On 10/02/14 14:55, Jonathan Dowland wrote:
> On 09/02/2014 13:14, Thomas Goirand wrote:
>> Is it too late to fix this as a release goal, so that we get every
>> init script to use /bin/sh?
>
> Whether this is worth the effort or not (and not just *your* effort, the
> effort of maintainers of packages with init scripts, even if just to
> review and apply patches) depends entirely on the ctte outcome, and any
> follow-up GR

I'd go further than that: even if we use LSB-style init scripts[1]
forever, I still don't think porting init scripts from #!/bin/bash to
#!/bin/sh is a particularly productive use of anyone's time; and in
particular, I think NMU'ing for it (as would be enabled by a release
goal) is actively harmful.

If an init script uses bash features and correctly has #!/bin/bash, at
worst it slows the boot down a bit while bash is loaded into memory. Not
perfect, but "good enough". I don't think "a minority of init scripts
aren't as fast as they could be" is worth much of anyone's time - the
fact that the majority of init scripts run under /bin/sh means we
already have the majority of the potential speed benefit from dash.

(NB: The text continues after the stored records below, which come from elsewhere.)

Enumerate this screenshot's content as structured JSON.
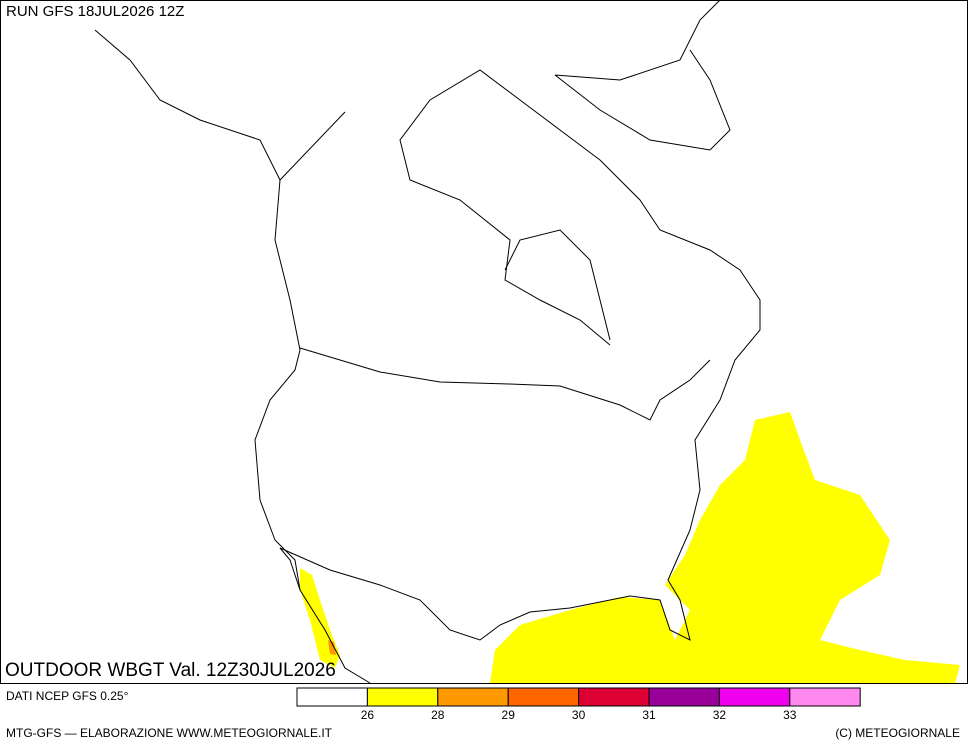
{
  "header": {
    "run": "RUN GFS 18JUL2026 12Z"
  },
  "map": {
    "title": "OUTDOOR WBGT Val. 12Z30JUL2026"
  },
  "footer": {
    "source": "DATI NCEP GFS 0.25°",
    "credit": "MTG-GFS — ELABORAZIONE WWW.METEOGIORNALE.IT",
    "copyright": "(C) METEOGIORNALE"
  },
  "legend": {
    "colors": [
      "#ffffff",
      "#ffff00",
      "#ff9900",
      "#ff6600",
      "#dd0033",
      "#990099",
      "#ee00ee",
      "#ff88ee"
    ],
    "labels": [
      26,
      28,
      29,
      30,
      31,
      32,
      33
    ]
  }
}
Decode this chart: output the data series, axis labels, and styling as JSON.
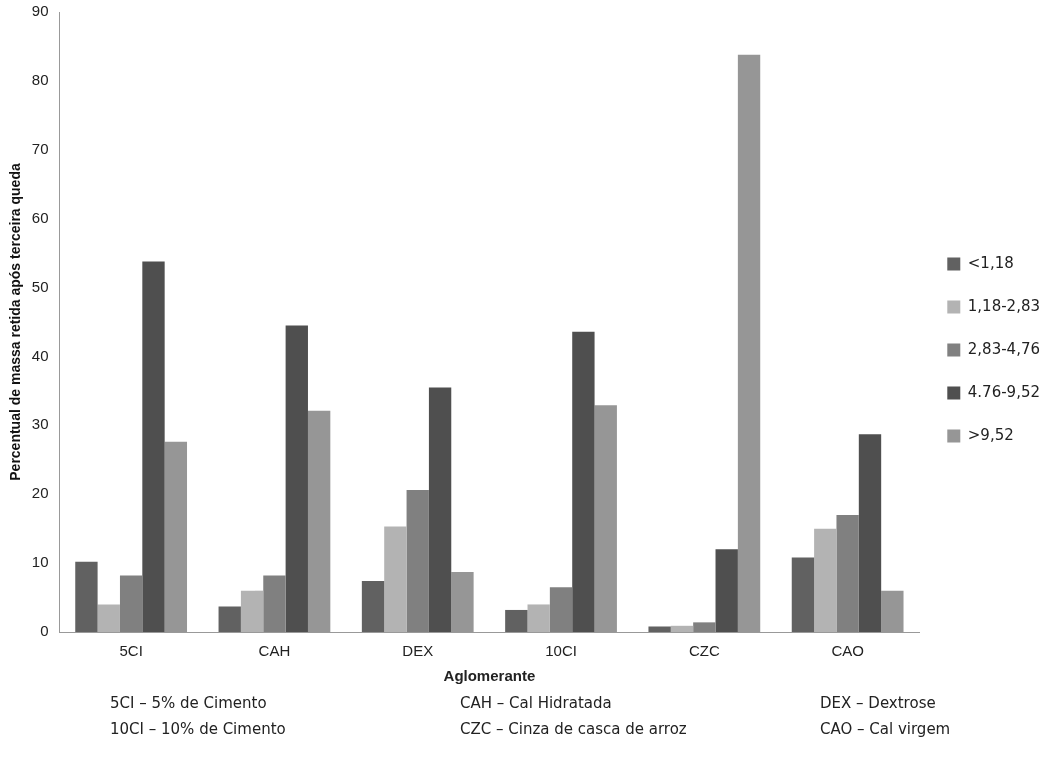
{
  "chart_data": {
    "type": "bar",
    "xlabel": "Aglomerante",
    "ylabel": "Percentual de massa retida após terceira queda",
    "categories": [
      "5CI",
      "CAH",
      "DEX",
      "10CI",
      "CZC",
      "CAO"
    ],
    "series": [
      {
        "name": "<1,18",
        "color": "#616161",
        "values": [
          10.2,
          3.7,
          7.4,
          3.2,
          0.8,
          10.8
        ]
      },
      {
        "name": "1,18-2,83",
        "color": "#b3b3b3",
        "values": [
          4,
          6,
          15.3,
          4,
          0.9,
          15
        ]
      },
      {
        "name": "2,83-4,76",
        "color": "#808080",
        "values": [
          8.2,
          8.2,
          20.6,
          6.5,
          1.4,
          17
        ]
      },
      {
        "name": "4.76-9,52",
        "color": "#4f4f4f",
        "values": [
          53.8,
          44.5,
          35.5,
          43.6,
          12,
          28.7
        ]
      },
      {
        "name": ">9,52",
        "color": "#969696",
        "values": [
          27.6,
          32.1,
          8.7,
          32.9,
          83.8,
          6
        ]
      }
    ],
    "ylim": [
      0,
      90
    ],
    "yticks": [
      0,
      10,
      20,
      30,
      40,
      50,
      60,
      70,
      80,
      90
    ],
    "grid": false,
    "legend": "right",
    "annotations": [
      "5CI – 5% de Cimento",
      "CAH – Cal Hidratada",
      "DEX – Dextrose",
      "10CI – 10% de Cimento",
      "CZC – Cinza de casca de arroz",
      "CAO – Cal virgem"
    ]
  }
}
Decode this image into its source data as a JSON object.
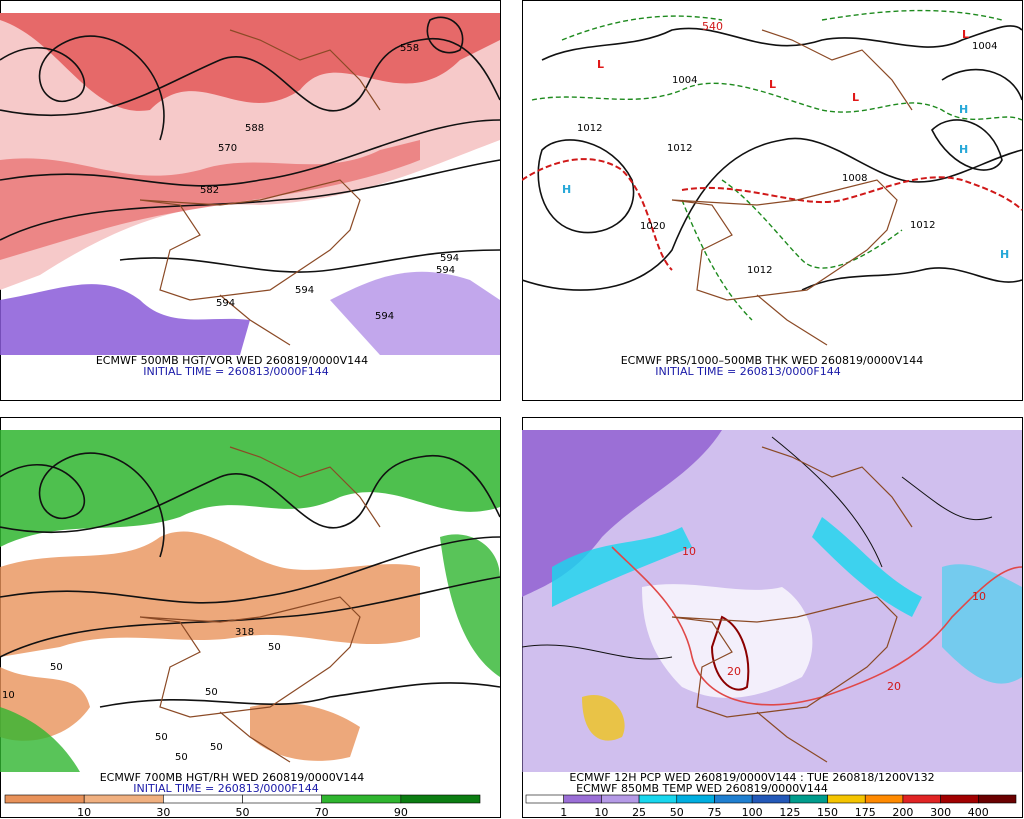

Meanwhile, the largest practical difference between "mass bug-filing"
and "release goal" is that the NMU guidelines are relaxed for release
goals. The init scripts that have #!/bin/bash are, as a first
approximation, those where the maintainer looked at the init script's
use of bashisms and decided that changing the script to use /bin/sh
syntax and semantics was too difficult, or had too much risk of
regressions, or would make the script too hard to maintain, or is
otherwise undesirable. Those seem like exactly the sort of init scripts
that should *not* be NMU'd without a very good (= release-critical) reason.